Jamais nous ne restions seuls ensemble… Une fois, dans les derniers jours de mai, en descendant le chemin creux de la Sablonnière, j’aperçus le jeune homme étendu sous les pins, maniant un journal qu’il ne lisait pas. Je restai immobile, saisie tout à coup d’une émotion où se mêlaient la peur et le désir d’être vue… Maxime, en tournant la tête, me reconnut. Il se leva à demi, puis, se ravisant, il resta assis à cette même place où, moins d’un an plus tôt, je lui avais rendu ses baisers… J’étais à dix pas de lui :

— Pourquoi ne passes-tu pas ? me dit-il de sa voix brève.

Je ne répondis rien. Je passai et quand j’entrai dans le sentier qui s’ouvrait, en face de moi, sous un glissement d’argile rouge, je ne pus résister au désir d’observer Maxime… Il gardait sa pose abattue, les yeux fixés au sol, les traits marqués d’une stupeur triste… Qui l’avait conduit vers la solitude brûlante de ces sables ? Le hasard,… la haine,… l’amour ?

Juin commençait.
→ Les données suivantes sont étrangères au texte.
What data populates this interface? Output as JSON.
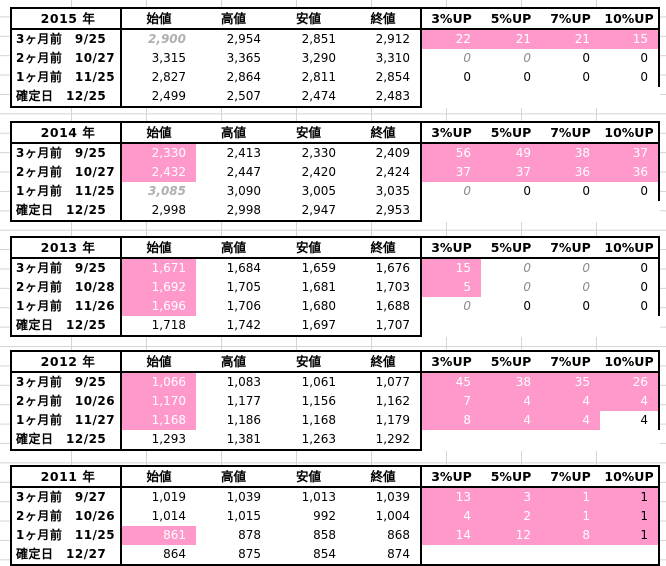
{
  "columns": [
    "始値",
    "高値",
    "安値",
    "終値",
    "3%UP",
    "5%UP",
    "7%UP",
    "10%UP"
  ],
  "blocks": [
    {
      "year": "2015 年",
      "rows": [
        {
          "label": "3ヶ月前　9/25",
          "open": "2,900",
          "high": "2,954",
          "low": "2,851",
          "close": "2,912",
          "p3": "22",
          "p5": "21",
          "p7": "21",
          "p10": "15"
        },
        {
          "label": "2ヶ月前　10/27",
          "open": "3,315",
          "high": "3,365",
          "low": "3,290",
          "close": "3,310",
          "p3": "0",
          "p5": "0",
          "p7": "0",
          "p10": "0"
        },
        {
          "label": "1ヶ月前　11/25",
          "open": "2,827",
          "high": "2,864",
          "low": "2,811",
          "close": "2,854",
          "p3": "0",
          "p5": "0",
          "p7": "0",
          "p10": "0"
        },
        {
          "label": "確定日　12/25",
          "open": "2,499",
          "high": "2,507",
          "low": "2,474",
          "close": "2,483"
        }
      ]
    },
    {
      "year": "2014 年",
      "rows": [
        {
          "label": "3ヶ月前　9/25",
          "open": "2,330",
          "high": "2,413",
          "low": "2,330",
          "close": "2,409",
          "p3": "56",
          "p5": "49",
          "p7": "38",
          "p10": "37"
        },
        {
          "label": "2ヶ月前　10/27",
          "open": "2,432",
          "high": "2,447",
          "low": "2,420",
          "close": "2,424",
          "p3": "37",
          "p5": "37",
          "p7": "36",
          "p10": "36"
        },
        {
          "label": "1ヶ月前　11/25",
          "open": "3,085",
          "high": "3,090",
          "low": "3,005",
          "close": "3,035",
          "p3": "0",
          "p5": "0",
          "p7": "0",
          "p10": "0"
        },
        {
          "label": "確定日　12/25",
          "open": "2,998",
          "high": "2,998",
          "low": "2,947",
          "close": "2,953"
        }
      ]
    },
    {
      "year": "2013 年",
      "rows": [
        {
          "label": "3ヶ月前　9/25",
          "open": "1,671",
          "high": "1,684",
          "low": "1,659",
          "close": "1,676",
          "p3": "15",
          "p5": "0",
          "p7": "0",
          "p10": "0"
        },
        {
          "label": "2ヶ月前　10/28",
          "open": "1,692",
          "high": "1,705",
          "low": "1,681",
          "close": "1,703",
          "p3": "5",
          "p5": "0",
          "p7": "0",
          "p10": "0"
        },
        {
          "label": "1ヶ月前　11/26",
          "open": "1,696",
          "high": "1,706",
          "low": "1,680",
          "close": "1,688",
          "p3": "0",
          "p5": "0",
          "p7": "0",
          "p10": "0"
        },
        {
          "label": "確定日　12/25",
          "open": "1,718",
          "high": "1,742",
          "low": "1,697",
          "close": "1,707"
        }
      ]
    },
    {
      "year": "2012 年",
      "rows": [
        {
          "label": "3ヶ月前　9/25",
          "open": "1,066",
          "high": "1,083",
          "low": "1,061",
          "close": "1,077",
          "p3": "45",
          "p5": "38",
          "p7": "35",
          "p10": "26"
        },
        {
          "label": "2ヶ月前　10/26",
          "open": "1,170",
          "high": "1,177",
          "low": "1,156",
          "close": "1,162",
          "p3": "7",
          "p5": "4",
          "p7": "4",
          "p10": "4"
        },
        {
          "label": "1ヶ月前　11/27",
          "open": "1,168",
          "high": "1,186",
          "low": "1,168",
          "close": "1,179",
          "p3": "8",
          "p5": "4",
          "p7": "4",
          "p10": "4"
        },
        {
          "label": "確定日　12/25",
          "open": "1,293",
          "high": "1,381",
          "low": "1,263",
          "close": "1,292"
        }
      ]
    },
    {
      "year": "2011 年",
      "rows": [
        {
          "label": "3ヶ月前　9/27",
          "open": "1,019",
          "high": "1,039",
          "low": "1,013",
          "close": "1,039",
          "p3": "13",
          "p5": "3",
          "p7": "1",
          "p10": "1"
        },
        {
          "label": "2ヶ月前　10/26",
          "open": "1,014",
          "high": "1,015",
          "low": "992",
          "close": "1,004",
          "p3": "4",
          "p5": "2",
          "p7": "1",
          "p10": "1"
        },
        {
          "label": "1ヶ月前　11/25",
          "open": "861",
          "high": "878",
          "low": "858",
          "close": "868",
          "p3": "14",
          "p5": "12",
          "p7": "8",
          "p10": "1"
        },
        {
          "label": "確定日　12/27",
          "open": "864",
          "high": "875",
          "low": "854",
          "close": "874"
        }
      ]
    }
  ],
  "colors": {
    "highlight": "#ff99cc",
    "grid": "#d4d4d4",
    "border": "#000000"
  }
}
L’Histoire d’une grève parut dans une clameur de scandale dont les journaux, irrégulièrement reçus, nous apportèrent un écho. Maxime rayonna d’une joie de victoire. Quelques jours plus tard, il forçait les portes du Socialiste chrétien avec un article qui commentait l’ouvrage signé Trois-Étoiles. L’audace de sa combinaison semblait lui porter bonheur. L’article, envoyé sans signature au marquis des Meuilles, avait plu fortement. Présenté par Sidley, Maxime avait achevé la conquête du marquis. Mais il exigeait que sa collaboration restât anonyme, secrète pour tous.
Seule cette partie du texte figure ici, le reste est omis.